As I expected, this movie is filled to the brim with insults towards Belgium. These are just like the ones we used to see in Monty Python: silly mockeries that make little to no sense – a fact acknowledged by the writers themselves. I guess it’s the fact that it’s a small place with no identity (even after the government crisis and the whole molesting children thing) – like a rural town. A rural town much like Bruges. So that means: you’ve got a rural town inside a rural town. Are there any larger shitholes left than Bruges? Not for the British.

The movie had a lot more than just touristic antitourism though. It had brilliant acting too: it was wonderful to see Colin Farrell, Brendan Gleeson and Ralph Fiennes (of Voldemort fame) perform such lovable assholes. The moment where Harry (Fiennes’s character) apologizes to his wife for calling his children “fucking cunt kids” is a good example of this, as is the chat he has with Ken (Gleeson) whilst drinking a beer. You love to hate them. They’re cuddly motherfuckers.

Maybe that’s what hell is

What really struck me though, was the solidness of the script. I was expecting a lot of swearing, a lot of anti-belgianism and loads of black humour, but I got so much more: the movie slowly but certainly delved into this “night of the living dead” kind of feeling: Bruges is a place where you go to die, sort of the like the river Styx: when you’re inside you’re not quite dead yet, but you’re certainly not alive. Only in Bruges, there’s cocaine. And midgets.

I love it when a movie has a defined style, and sticks with it. You can tell when you look at In Bruges that the director (Martin McDonagh) wrote the script himself and chose to make this movie something of his own. A product he loved and nurtured like a child, if you may. It has this incredible sense of stylistic oneness, this absurdism which sticks by its own set of rules, almost like poetry. This story has not been conceived by ten semi-gifted people sitting around a table shoehorning semi-good ideas into a semi-good script. This story has been written by someone who knew where he was going.
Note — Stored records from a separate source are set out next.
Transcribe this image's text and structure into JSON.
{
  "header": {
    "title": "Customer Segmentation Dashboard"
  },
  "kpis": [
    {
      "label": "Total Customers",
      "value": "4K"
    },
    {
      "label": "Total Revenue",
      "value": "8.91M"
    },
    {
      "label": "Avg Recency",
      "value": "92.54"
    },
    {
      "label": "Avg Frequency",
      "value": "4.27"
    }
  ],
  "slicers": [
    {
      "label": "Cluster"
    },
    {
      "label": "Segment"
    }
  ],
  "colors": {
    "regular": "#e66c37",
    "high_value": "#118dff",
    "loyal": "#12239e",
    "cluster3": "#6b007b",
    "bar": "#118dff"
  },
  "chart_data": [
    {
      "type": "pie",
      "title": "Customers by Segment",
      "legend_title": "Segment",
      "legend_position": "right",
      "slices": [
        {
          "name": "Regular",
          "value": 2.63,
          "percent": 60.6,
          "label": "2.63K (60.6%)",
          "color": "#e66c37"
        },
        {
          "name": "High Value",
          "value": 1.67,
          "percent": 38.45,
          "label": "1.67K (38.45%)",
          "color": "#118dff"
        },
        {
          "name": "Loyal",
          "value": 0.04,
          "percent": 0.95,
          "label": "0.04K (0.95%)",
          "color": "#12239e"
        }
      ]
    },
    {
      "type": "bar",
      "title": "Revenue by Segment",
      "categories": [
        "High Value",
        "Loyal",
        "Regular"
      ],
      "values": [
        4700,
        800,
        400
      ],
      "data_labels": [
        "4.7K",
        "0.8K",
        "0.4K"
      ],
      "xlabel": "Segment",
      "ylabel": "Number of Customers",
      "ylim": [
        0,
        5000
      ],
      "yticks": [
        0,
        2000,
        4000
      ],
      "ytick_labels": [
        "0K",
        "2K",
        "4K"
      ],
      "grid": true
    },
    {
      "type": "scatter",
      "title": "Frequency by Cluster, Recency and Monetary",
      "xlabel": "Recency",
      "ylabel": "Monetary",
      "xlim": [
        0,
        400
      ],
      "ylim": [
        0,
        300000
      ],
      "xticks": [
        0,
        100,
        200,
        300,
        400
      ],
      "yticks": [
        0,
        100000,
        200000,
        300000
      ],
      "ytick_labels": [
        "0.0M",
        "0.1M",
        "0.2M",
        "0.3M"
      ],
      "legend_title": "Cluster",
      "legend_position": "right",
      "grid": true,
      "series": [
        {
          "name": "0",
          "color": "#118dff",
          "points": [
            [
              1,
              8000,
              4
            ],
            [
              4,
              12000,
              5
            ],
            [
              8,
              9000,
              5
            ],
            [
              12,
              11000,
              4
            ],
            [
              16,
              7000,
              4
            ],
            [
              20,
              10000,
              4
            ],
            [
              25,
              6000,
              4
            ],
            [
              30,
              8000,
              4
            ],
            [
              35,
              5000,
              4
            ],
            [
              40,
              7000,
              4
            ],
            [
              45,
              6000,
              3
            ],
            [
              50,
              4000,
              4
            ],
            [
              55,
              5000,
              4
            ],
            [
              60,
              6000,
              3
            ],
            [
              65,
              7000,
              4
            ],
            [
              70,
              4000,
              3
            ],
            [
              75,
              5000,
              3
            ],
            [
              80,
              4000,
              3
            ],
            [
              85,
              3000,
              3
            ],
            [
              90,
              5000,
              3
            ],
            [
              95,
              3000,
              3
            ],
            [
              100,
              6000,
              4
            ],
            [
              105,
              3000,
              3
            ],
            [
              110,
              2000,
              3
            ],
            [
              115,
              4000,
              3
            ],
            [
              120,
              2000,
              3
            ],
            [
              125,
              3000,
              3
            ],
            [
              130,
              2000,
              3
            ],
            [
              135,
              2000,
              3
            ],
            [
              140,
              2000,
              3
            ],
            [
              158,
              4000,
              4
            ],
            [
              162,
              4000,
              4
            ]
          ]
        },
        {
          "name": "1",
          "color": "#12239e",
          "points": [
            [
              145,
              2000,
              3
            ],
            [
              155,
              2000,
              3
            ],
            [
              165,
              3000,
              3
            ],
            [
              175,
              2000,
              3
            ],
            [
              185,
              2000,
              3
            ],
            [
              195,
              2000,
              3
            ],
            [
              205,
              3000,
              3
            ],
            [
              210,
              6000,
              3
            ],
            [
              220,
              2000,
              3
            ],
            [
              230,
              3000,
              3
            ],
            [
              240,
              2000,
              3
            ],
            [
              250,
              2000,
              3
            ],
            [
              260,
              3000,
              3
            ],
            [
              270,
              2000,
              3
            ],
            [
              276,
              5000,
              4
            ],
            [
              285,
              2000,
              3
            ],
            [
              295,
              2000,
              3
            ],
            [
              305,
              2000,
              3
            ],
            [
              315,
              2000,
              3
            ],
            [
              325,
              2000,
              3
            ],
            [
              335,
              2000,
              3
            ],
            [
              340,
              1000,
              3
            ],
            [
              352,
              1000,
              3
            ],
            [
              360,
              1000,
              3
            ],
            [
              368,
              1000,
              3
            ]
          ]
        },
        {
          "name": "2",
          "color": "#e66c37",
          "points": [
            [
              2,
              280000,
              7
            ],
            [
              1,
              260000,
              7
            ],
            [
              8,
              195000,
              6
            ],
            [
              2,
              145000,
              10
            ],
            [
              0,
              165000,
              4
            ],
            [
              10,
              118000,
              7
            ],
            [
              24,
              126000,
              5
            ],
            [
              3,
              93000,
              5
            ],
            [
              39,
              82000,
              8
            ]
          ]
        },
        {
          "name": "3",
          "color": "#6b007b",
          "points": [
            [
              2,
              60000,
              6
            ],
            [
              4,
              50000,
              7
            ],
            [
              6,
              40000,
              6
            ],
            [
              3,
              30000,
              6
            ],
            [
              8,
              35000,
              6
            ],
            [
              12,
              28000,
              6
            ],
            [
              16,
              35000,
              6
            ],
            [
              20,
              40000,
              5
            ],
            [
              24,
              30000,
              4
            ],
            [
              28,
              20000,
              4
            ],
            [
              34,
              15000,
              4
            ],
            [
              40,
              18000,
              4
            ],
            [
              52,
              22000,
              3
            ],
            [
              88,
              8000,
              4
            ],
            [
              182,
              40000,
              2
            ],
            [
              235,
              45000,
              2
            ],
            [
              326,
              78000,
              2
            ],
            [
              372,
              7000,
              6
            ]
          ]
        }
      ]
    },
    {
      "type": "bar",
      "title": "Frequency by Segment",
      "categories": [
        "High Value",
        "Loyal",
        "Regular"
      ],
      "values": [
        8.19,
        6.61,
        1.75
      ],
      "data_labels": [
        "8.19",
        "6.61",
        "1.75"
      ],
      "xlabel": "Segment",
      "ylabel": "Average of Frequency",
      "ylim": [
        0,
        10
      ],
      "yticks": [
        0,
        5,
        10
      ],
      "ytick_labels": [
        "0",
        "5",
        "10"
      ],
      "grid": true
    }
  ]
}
He was going to fucking Belgium.

Favourite Quote:
Ken: Harry, let’s face it. And I’m not being funny. I mean no disrespect, but you’re a cunt. You’re a
cunt now, and you’ve always been a cunt. And the only thing that’s going to change is that you’re going
to be an even bigger cunt. Maybe have some more cunt kids.
Harry: Leave my kids fucking out of it! What have they done? You fucking retract that bit about my
cunt fucking kids!
Ken: I retract that bit about your cunt fucking kids.